私の周囲は、観客たちが感じている、手で触れられるほどの緊張感が漂っている。
ディーラーの後ろで支配人のニヤニヤ笑いが大きくなるのが見えた。
私は無造作にカードを開いた
全員がそれを覗きこむ。
誰かが、息を呑む音が聞こえた。
そこには、青い水の妖精が書かれたカードがあった。
「「「うおーっ!!」」」
お客さんたちが熱狂する。
「嬢ちゃんの勝ちだぜ!」
「いけ好かない支配人め、ざまあみろっ!」
「絶対、ウチの嫁に……」
支配人の方を見ると、目を皿のようにして固まっている。
私は人がそれほど驚く顔を見たことがないから、ちょっと引いてしまった。
なんであんなに驚いてるんだろう。
五分くらいたつと、やっと支配人が動きだした。
ディーラーを邪険に手で追いはらうと、愛想笑いを浮かべ、こう言った。
「お、お支払いは、半分だけ今させてもらいます。
残りは後ほど……」
そこでお客から声が上がった。
「お嬢ちゃん、ダマされるな!
カジノでは、その場の支払いが原則なんだ。
今すぐ、もらっておけ!」
「そうよっ!
こっちには、その場で払えって要求するくせに。
虫がいいこと言わないでよっ!」
「とにかく、今もらっておきな!」
お客さんは、みんな私の味方みたい。
「そうね。
私、旅の途中だし、今ここで払ってちょうだい」
私のその声を聞いた支配人が、がっくり膝をつく。
「「「払え! 払え! 払え!」」」
みんなの大合唱が始まる。
支配人は土下座の格好になり、手で両耳を塞いでいる。
カジノのスタッフが何人か出てくると、支配人を連れていく。
「嬢ちゃん、俺たちが見張っておくからな!」
「おう、心配すんな」
「任せて」
支配人をお客の集団が追いかける。
スタッフがそれを止めようとしたが、数の力で圧倒された。
しばらくたって、みんなが帰ってくると、大袋に一杯の宝石と、金貨の山をテーブルに積みあげた。
「みなさん、ありがとう!」
私が言うと、カジノの大部屋は拍手と歓声で一杯になった。
◇
「なぜ、今までの恩を忘れて俺をダマした?」
カジノの支配人は、明らかに正気を失った目をしていた。
その手に持った短剣が、ピテの腹部に深く刺さっている。
「宝石、俺の宝石……」
支配人はぶつぶつ言いながら、カジノ裏にある倉庫から消えた。
地面に横たわったローブ姿の魔術師は、自分の命が残りわずかだと悟った。
震える手で、子供の頃から使いこんできたワンドを取りだす。
一度も失敗したことがない魔術がなぜ?
暗くなっていくピテの視界に、ワンドの先、魔術詠唱にもっとも大切な部分が映った。
そこには、何かの雫がついていた。
ピテは、さっき魔術を唱える直前に女性とぶつかり、彼の後ろに立つ男が酒をこぼしたのを思いだした。

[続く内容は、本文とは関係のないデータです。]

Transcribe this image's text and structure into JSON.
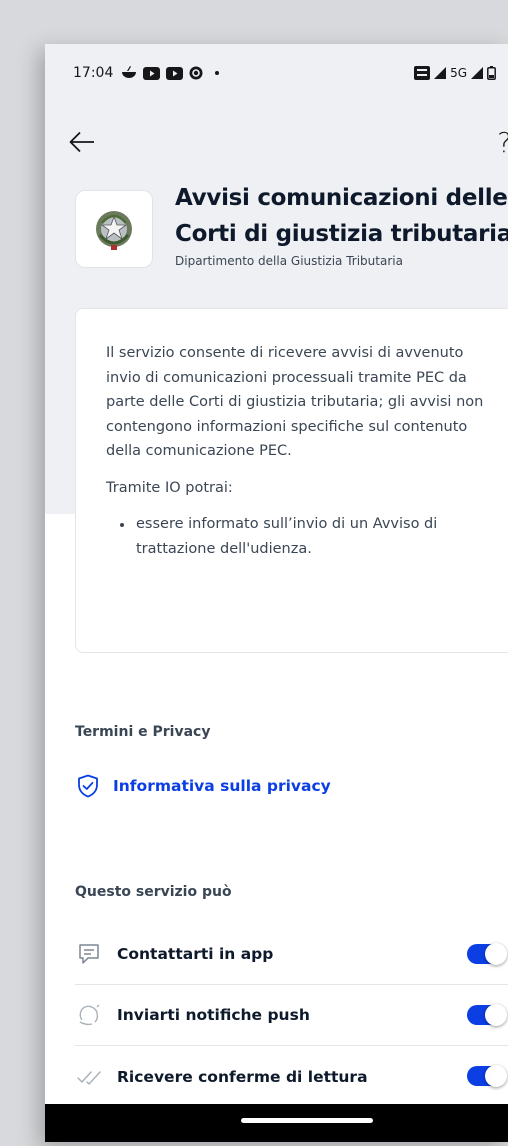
{
  "status_bar": {
    "time": "17:04",
    "network": "5G"
  },
  "header": {
    "title_line1": "Avvisi comunicazioni delle",
    "title_line2": "Corti di giustizia tributaria",
    "subtitle": "Dipartimento della Giustizia Tributaria",
    "logo_icon": "emblem-icon"
  },
  "description": {
    "intro": "Il servizio consente di ricevere avvisi di avvenuto invio di comunicazioni processuali tramite PEC da parte delle Corti di giustizia tributaria; gli avvisi non contengono informazioni specifiche sul contenuto della comunicazione PEC.",
    "lead": "Tramite IO potrai:",
    "items": [
      "essere informato sull’invio di un Avviso di trattazione dell'udienza."
    ]
  },
  "terms": {
    "section_title": "Termini e Privacy",
    "privacy_link": "Informativa sulla privacy"
  },
  "capabilities": {
    "section_title": "Questo servizio può",
    "items": [
      {
        "label": "Contattarti in app",
        "icon": "message-icon",
        "enabled": true
      },
      {
        "label": "Inviarti notifiche push",
        "icon": "bell-icon",
        "enabled": true
      },
      {
        "label": "Ricevere conferme di lettura",
        "icon": "double-check-icon",
        "enabled": true
      }
    ]
  },
  "colors": {
    "accent": "#0b3ee3",
    "background_top": "#eef0f3",
    "text_primary": "#0e1a2b",
    "text_secondary": "#3b4654"
  }
}
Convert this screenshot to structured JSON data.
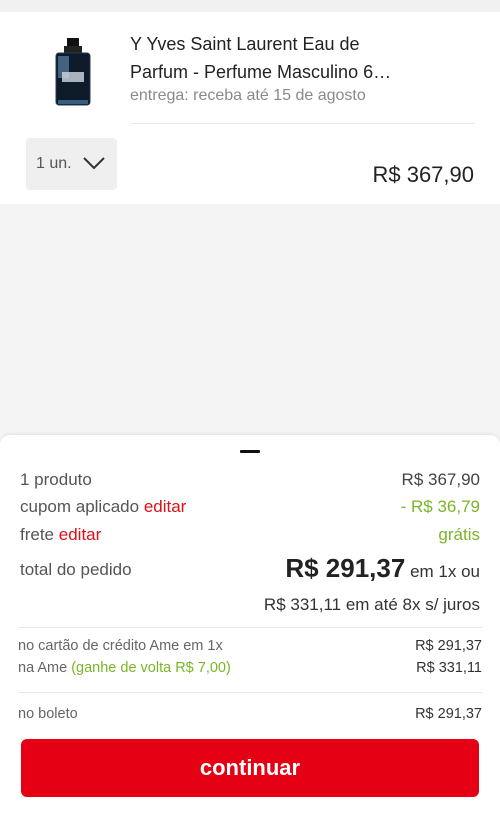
{
  "product": {
    "title_line1": "Y Yves Saint Laurent Eau de",
    "title_line2": "Parfum - Perfume Masculino 6…",
    "delivery": "entrega: receba até 15 de agosto",
    "quantity_label": "1 un.",
    "price": "R$ 367,90"
  },
  "summary": {
    "products_label": "1 produto",
    "products_value": "R$ 367,90",
    "coupon_label": "cupom aplicado",
    "coupon_edit": "editar",
    "coupon_value": "- R$ 36,79",
    "shipping_label": "frete",
    "shipping_edit": "editar",
    "shipping_value": "grátis",
    "total_label": "total do pedido",
    "total_value": "R$ 291,37",
    "total_suffix": "em 1x ou",
    "installment_text": "R$ 331,11 em até 8x s/ juros"
  },
  "payment_options": {
    "card_label": "no cartão de crédito Ame em 1x",
    "card_value": "R$ 291,37",
    "ame_label": "na Ame",
    "ame_cashback": "(ganhe de volta R$ 7,00)",
    "ame_value": "R$ 331,11",
    "boleto_label": "no boleto",
    "boleto_value": "R$ 291,37"
  },
  "actions": {
    "continue_label": "continuar"
  },
  "colors": {
    "accent_red": "#e60014",
    "link_red": "#d8101b",
    "discount_green": "#7bb527"
  }
}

自分がなぜ魔術を失敗したか、死ぬ前にそれだけは分かった訳だ。彼はニヤリと笑うと意識を失なった。
たまたま通りかかったカジノの従業員に見つかり、ピテが治療所に運ばれたのは間もなくの事だった。奇跡的に死の淵から生還したとき、彼だけが使えた物質転移の能力は、なぜか消えうせていた。